Néanmoins, le Premier ministre, qui détient également le portefeuille des Finances, s’est refusé de s’engager dans cette voie par rapport à la MauBank, suite à une interpellation du député de l’opposition Raffick Sorefan. Celui-ci avait demandé confirmation si « are we not facing the same situation with Rs 5 billion public money injected in MauBank and that we are not going to face more capital injection, creating same problem as Bramer ? ». A cette interpellation supplémentaire, sir Anerood a répondu : « I have said I am not going to enter into any other matters that may reflect on Bramer Bank because the whole matter is sub judice. »
D’un point de vue général, le Premier ministre a soutenu que l’objectif des autorités est de mettre en place « a clean financial system ». Dans cette perspective, il a fait état de l’intention du gouvernement de « consider appropriate legislative amendments to plug any regulatory gaps as welle as strengthening banking supervision ». Il a poursuivi en affirmant : « We will not tolerate any malpractices in banks and financial institutions, whether or not, government is a shareholder.
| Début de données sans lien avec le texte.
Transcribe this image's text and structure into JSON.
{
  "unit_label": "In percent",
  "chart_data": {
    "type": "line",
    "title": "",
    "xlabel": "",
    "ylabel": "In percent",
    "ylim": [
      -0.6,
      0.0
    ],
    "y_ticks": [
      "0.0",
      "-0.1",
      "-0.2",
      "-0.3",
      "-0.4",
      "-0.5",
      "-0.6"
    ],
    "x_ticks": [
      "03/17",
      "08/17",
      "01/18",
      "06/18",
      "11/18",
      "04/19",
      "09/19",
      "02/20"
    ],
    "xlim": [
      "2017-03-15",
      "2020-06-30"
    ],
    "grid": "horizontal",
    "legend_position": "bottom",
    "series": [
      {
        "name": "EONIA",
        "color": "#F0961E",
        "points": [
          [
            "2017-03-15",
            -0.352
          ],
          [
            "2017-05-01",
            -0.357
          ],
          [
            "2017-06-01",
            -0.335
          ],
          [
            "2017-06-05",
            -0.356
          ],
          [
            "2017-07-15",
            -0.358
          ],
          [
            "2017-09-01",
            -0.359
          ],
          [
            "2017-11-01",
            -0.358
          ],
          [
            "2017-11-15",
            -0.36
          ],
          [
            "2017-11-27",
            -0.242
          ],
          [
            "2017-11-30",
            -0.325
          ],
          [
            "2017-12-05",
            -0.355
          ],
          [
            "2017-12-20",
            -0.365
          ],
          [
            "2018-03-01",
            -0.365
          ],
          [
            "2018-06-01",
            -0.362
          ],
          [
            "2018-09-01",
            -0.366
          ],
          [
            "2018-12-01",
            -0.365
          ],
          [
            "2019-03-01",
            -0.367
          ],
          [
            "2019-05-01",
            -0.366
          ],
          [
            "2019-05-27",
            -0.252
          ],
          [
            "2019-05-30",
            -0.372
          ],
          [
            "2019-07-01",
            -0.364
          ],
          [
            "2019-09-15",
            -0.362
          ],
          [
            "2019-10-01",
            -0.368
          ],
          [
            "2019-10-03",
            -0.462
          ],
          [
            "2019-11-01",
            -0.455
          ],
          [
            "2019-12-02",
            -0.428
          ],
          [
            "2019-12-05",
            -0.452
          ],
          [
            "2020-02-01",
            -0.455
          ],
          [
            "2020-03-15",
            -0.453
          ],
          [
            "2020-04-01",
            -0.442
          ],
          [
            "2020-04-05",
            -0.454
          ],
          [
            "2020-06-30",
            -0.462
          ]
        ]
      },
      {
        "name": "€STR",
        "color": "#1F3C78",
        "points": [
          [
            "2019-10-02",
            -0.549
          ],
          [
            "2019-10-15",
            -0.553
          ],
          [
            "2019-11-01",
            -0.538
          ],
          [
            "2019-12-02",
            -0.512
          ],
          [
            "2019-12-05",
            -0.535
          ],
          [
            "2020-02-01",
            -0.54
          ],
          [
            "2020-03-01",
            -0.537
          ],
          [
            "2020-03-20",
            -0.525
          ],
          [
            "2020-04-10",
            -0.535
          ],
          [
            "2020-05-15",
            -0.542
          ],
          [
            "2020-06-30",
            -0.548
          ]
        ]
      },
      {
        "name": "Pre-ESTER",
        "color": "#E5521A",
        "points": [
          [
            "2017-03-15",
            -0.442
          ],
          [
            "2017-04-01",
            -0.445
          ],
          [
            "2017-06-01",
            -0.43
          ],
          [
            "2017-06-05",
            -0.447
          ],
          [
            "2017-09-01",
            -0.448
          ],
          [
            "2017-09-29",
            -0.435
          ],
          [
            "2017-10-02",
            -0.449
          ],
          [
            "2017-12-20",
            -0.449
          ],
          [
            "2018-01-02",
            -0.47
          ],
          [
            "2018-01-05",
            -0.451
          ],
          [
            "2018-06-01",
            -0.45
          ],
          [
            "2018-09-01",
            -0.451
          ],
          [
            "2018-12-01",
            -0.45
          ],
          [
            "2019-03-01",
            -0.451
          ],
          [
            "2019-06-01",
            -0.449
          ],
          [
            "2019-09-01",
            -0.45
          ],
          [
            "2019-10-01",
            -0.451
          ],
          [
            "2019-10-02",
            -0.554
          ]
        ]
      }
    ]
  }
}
Government will ensure that State–controlled banks operate as good corporate citizens in full compliance with the existing prudential guidelines and upholding the highest ethical standards. » Et d’annoncer qu’un Review Exercise, mené conjointement par le Fonds monétaire international et la Banque mondiale sous le Financial Sector Assessment Programme (FSAP), est en cours.
Auparavant, sir Anerood Jugnauth avait confirmé que de 1967 à ce jour, les Banking Licences de cinq banques – en l’occurrence la Bank of Credit and Commerce International, la Mauritius Co-Operative Central Bank Ltd, l’Union International Bank Ltd, la Delphis Bank Ltd et la Bramer Banking Corporation Ltd – ont été révoquées. « Failure to meet capital adequacy ratio is one of the reasons for the revocation of licence in these cases, being in breach of a guideline issued by the Bank of Mauritius. All revocations of licences were made with the public interest in mind », a-t-il fait comprendre à la Chambre, en récusant la thèse de « political vendetta » dans le cas de la Bramer Bank du groupe BAI.